Tina Nixon was going through a divorce. Her marriage failed because of her husband’s drug use and his physical and mental abuse. When he would get upset with her, he would throw her books out, because he knew how much she loved them.
She was on a blind date when Kwabena walked up to her table and introduced himself to her and asked her for her number and said he would love to discuss poetry over coffee or tea.
A few days later, he called and invited Tina and her friends over to his place to play spades with some of his friends. She remembers seeing his wide-ranging book and jazz collection.
“I will never forget, he played Billie Holiday for me and I love Billie Holiday,” she said.
The two would later discover they had even more in common. They each lost a parent at a young age. Tina was 9 when her mother died of tuberculosis. Kwabena was 11 when his father was shot and killed.
They both felt there was no one to talk to them when they went through traumatic events.
And they both believed in the healing nature of poetry and writing.
The couple got married on Aug. 11, 2007, at the Tripoli Shrine Center. Their vows were poems. His poem was "I'm Ready." Her poem was "Go Deeper."
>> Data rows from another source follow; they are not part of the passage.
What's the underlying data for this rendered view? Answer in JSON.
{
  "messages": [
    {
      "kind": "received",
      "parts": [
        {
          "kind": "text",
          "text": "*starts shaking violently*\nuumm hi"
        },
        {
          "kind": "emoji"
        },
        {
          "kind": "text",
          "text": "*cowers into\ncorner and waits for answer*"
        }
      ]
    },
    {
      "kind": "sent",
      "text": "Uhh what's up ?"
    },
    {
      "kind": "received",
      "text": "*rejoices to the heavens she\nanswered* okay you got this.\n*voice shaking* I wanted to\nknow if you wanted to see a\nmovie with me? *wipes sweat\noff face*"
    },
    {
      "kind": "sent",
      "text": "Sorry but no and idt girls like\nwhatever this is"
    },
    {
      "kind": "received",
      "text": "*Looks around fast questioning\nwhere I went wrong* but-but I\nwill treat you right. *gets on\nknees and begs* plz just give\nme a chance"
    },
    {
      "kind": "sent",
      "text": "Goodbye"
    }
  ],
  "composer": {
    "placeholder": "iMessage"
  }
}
In 2013, Kwabena told his wife that girls needed just as much attention as boys, and he encouraged her to start a program to address their needs.
“I didn’t think I could do it at first,” Tina Nixon said. “But he just told me to use my voice and I did. I’m glad I did.”
Dealing with trauma can be hard on those who do the healing. To cope, the Nixons agree to not bring their work home.
“We have to be able to step away from it and come back at it fresh,” Tina said.
Kwabena said the most important truth that he shows everyone he talks to is: "You have always had the power. You just needed a reason to show it."